To better understand where those losses would hit hardest, an international group of researchers mapped places where people most need reefs for their livelihoods, particularly for fishing and tourism, as well as for shoreline protection. The researchers combined those maps with others showing where coral reefs are most under stress from warming seas and ocean acidification.
Countries in Southeast Asia such as Indonesia, Thailand and Philippines would bear the brunt of the damage, the scientists found. So would coastal communities in western Mexico and parts of Australia, Japan and Saudi Arabia. The problem would affect countries as massive as China and as small as the tiny island nation of Nauru in the South Pacific.
In many places, the loss of coral reefs would amount to an economic disaster, depriving fishermen of their main source of income, forcing people to find more expensive forms of protein and undermining the tourism industry.
“It means jobs for lots of people,” said Linwood Pendleton, the study’s lead author and an international chair at the European Institute of Marine Studies.
Earlier this spring, researchers discovered that parts of Florida’s coral reef tract — the largest reef in the continental United States and the third-largest barrier reef ecosystem in the world — are dissolving into the water, likely because of the effects of ocean acidification.
Meanwhile, reefs around the U.S. territory of Guam and other nearby islands, in what is known as the Marianas archipelago, have suffered from coral-bleaching events every year since 2013.

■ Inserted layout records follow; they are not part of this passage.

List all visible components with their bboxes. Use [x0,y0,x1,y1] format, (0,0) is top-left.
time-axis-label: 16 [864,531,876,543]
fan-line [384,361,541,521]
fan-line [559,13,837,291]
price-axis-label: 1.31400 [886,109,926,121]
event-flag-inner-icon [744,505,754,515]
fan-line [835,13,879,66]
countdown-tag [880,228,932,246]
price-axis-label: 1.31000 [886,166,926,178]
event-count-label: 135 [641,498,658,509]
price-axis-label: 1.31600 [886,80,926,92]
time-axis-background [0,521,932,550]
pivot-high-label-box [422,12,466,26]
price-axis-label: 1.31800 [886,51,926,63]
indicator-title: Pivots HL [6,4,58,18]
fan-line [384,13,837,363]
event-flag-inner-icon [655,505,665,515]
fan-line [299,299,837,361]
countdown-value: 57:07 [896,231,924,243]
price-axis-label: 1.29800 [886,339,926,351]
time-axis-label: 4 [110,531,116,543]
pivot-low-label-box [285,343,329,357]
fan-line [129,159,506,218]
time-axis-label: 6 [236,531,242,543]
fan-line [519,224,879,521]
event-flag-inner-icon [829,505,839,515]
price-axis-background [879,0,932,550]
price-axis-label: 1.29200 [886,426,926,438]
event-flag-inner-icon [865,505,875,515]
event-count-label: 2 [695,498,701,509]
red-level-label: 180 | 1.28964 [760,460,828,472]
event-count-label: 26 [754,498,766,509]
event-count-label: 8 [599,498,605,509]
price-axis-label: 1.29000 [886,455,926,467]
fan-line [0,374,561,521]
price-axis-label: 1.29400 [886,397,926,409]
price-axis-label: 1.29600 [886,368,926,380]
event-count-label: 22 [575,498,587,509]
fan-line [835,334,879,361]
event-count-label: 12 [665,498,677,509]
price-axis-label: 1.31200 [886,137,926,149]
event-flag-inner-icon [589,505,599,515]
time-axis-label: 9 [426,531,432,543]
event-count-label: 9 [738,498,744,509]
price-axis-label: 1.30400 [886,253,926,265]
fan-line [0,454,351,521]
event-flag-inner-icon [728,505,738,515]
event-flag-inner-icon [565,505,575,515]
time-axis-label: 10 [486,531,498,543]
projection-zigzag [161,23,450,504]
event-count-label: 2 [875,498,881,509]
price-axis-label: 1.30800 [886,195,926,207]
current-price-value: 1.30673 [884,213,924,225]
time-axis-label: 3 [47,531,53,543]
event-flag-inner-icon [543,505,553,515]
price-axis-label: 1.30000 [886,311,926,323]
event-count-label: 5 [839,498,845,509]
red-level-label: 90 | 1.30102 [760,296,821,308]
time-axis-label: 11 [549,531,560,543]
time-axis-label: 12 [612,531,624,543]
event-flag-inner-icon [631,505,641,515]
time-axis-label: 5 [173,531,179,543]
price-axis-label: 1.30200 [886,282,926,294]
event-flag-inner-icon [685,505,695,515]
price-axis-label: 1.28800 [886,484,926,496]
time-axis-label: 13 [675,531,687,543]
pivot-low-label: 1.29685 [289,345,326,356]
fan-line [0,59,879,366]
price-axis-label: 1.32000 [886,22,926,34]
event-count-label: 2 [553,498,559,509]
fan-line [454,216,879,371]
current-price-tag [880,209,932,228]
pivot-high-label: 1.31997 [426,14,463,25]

And there has been no sign of a break this summer. After a recent dive in Guam’s Tumon Bay, coral ecologist Laurie Raymundo took to Facebook to describe her shock at the devastation.
“I consider myself to be fairly objective and logical about science,” wrote Raymundo, of the University of Guam. “But sometimes that approach fails me. Today, for the first time in the 50 years I’ve been in the water, I cried for an hour, right into my mask, as I witnessed the extent to which our lovely Tumon Bay corals were bleaching and dying.”